COLECCIÓN RENACIMIENTO

Aneurisma submitral. A propósito de un caso

Submitral aneurysm

Sheila Hechavarria Pouymiró, Biolquis Yarina Sorio Valdés, ángel Manuel Paredes Cordero y Nadia Sánchez Torres

Instituto de Cardiología y Cirugía Cardiovascular. La Habana, Cuba.


RESUMEN

Los aneurismas subvalvulares del ventrículo izquierdo son raros y han sido reportados fundamentalmente en negros africanos. Se expone el caso de una joven negra de la región del Caribe quien residió varios años en áfrica, a la que se diagnostica un aneurisma submitral como causa de insuficiencia mitral grave e Insuficiencia Cardiaca.

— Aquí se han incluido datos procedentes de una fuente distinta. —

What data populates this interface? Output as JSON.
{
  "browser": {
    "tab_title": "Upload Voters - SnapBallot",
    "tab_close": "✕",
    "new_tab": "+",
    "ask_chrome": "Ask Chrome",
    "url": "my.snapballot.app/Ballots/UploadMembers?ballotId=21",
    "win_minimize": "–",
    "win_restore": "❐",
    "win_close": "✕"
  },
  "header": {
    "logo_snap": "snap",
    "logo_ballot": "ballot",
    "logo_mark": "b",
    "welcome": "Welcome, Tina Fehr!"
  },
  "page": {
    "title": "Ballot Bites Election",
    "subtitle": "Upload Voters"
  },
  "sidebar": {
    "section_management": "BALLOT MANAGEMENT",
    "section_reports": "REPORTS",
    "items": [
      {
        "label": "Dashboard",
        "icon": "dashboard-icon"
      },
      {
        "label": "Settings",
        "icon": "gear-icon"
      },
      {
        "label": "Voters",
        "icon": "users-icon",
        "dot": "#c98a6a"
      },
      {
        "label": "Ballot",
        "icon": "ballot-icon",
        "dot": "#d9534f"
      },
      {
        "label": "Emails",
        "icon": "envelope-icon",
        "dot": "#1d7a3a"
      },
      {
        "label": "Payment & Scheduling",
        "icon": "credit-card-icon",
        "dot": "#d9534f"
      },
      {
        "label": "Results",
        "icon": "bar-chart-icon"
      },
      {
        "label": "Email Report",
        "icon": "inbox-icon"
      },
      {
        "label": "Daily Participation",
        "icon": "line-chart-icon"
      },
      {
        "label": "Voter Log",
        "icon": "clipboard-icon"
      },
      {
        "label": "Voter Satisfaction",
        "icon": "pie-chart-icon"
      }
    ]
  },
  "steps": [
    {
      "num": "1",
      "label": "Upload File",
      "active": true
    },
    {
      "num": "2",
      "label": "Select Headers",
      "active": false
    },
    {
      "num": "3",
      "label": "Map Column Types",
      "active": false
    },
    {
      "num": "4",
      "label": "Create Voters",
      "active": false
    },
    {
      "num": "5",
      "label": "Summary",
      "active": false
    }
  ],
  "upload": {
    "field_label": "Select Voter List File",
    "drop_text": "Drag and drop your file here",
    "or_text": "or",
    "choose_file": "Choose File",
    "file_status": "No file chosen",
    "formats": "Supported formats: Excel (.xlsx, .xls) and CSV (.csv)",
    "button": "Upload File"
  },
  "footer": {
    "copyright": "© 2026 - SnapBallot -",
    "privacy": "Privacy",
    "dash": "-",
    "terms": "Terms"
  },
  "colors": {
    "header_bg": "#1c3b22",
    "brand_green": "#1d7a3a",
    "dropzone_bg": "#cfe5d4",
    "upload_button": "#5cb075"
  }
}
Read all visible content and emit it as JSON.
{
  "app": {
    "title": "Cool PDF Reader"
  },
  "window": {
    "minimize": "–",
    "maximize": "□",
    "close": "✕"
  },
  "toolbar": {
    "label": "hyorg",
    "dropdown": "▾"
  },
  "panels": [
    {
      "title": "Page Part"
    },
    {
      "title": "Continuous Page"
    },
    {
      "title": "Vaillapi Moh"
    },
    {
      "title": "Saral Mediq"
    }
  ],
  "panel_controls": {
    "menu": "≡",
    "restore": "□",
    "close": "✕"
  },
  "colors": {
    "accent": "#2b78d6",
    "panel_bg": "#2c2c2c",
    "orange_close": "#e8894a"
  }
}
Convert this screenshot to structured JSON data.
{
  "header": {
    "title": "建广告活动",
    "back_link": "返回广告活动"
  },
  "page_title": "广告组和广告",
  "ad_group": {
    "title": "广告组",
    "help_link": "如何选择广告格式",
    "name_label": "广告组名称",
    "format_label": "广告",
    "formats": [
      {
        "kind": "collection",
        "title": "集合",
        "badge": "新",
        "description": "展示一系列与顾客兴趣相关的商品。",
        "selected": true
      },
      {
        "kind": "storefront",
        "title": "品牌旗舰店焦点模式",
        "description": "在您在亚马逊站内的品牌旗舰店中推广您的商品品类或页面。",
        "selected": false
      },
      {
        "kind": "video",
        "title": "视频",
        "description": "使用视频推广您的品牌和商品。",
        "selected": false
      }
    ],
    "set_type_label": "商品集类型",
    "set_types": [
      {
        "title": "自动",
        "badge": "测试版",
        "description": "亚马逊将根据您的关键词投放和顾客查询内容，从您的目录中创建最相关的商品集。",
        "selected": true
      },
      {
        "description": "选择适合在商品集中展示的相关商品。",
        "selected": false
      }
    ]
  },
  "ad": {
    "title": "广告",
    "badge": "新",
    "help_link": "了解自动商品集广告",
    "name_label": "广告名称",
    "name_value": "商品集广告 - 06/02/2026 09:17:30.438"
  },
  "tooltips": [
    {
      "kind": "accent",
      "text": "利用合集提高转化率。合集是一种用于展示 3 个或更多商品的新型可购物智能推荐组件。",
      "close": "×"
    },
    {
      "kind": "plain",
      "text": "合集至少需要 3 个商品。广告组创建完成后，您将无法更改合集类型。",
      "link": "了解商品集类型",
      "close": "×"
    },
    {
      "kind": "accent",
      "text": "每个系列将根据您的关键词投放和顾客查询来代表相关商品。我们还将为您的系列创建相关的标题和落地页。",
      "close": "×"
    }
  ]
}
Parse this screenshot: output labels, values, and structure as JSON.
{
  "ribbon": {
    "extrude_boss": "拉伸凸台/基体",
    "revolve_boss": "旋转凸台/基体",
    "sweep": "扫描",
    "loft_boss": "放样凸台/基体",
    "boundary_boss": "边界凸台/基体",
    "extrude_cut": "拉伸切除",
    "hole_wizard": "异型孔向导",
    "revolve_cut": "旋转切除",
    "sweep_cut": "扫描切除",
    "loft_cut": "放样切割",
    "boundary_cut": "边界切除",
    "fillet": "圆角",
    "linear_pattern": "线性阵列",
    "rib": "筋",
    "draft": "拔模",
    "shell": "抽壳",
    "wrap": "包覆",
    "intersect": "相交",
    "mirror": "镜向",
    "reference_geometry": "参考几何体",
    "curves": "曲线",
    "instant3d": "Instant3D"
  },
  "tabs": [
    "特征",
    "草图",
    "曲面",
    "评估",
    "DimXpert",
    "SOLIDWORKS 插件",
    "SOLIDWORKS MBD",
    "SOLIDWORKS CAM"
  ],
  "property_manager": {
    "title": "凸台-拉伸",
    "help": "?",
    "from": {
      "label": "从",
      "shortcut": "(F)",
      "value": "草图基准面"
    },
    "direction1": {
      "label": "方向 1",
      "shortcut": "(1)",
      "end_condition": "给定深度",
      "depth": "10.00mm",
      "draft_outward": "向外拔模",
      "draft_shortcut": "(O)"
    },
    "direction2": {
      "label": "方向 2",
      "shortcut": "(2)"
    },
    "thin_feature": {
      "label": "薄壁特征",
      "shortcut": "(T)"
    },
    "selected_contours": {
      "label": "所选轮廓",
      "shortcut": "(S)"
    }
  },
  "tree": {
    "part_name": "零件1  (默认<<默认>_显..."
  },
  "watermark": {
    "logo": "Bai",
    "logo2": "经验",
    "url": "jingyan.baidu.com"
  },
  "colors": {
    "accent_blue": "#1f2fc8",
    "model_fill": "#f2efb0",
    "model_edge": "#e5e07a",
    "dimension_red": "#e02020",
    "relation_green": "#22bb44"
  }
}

La paciente fue sometida a una exitosa corrección quirúrgica de esta entidad.

Palabras clave: Aneurisma submitral, insuficiencia mitral, ecocardiografía, insuficiencia cardiaca.


ABSTRACT

Subvalvar left ventricular aneurysms are uncommon and have been predominantly described in black Africans. We present the case of a young black woman who was born in the Caribbean and lived in Africa for many years and who had the diagnoses of submitral left ventricular aneurysm which caused severe mitral regurgitation and heart failure. The patient subsequently underwent successful surgical correction.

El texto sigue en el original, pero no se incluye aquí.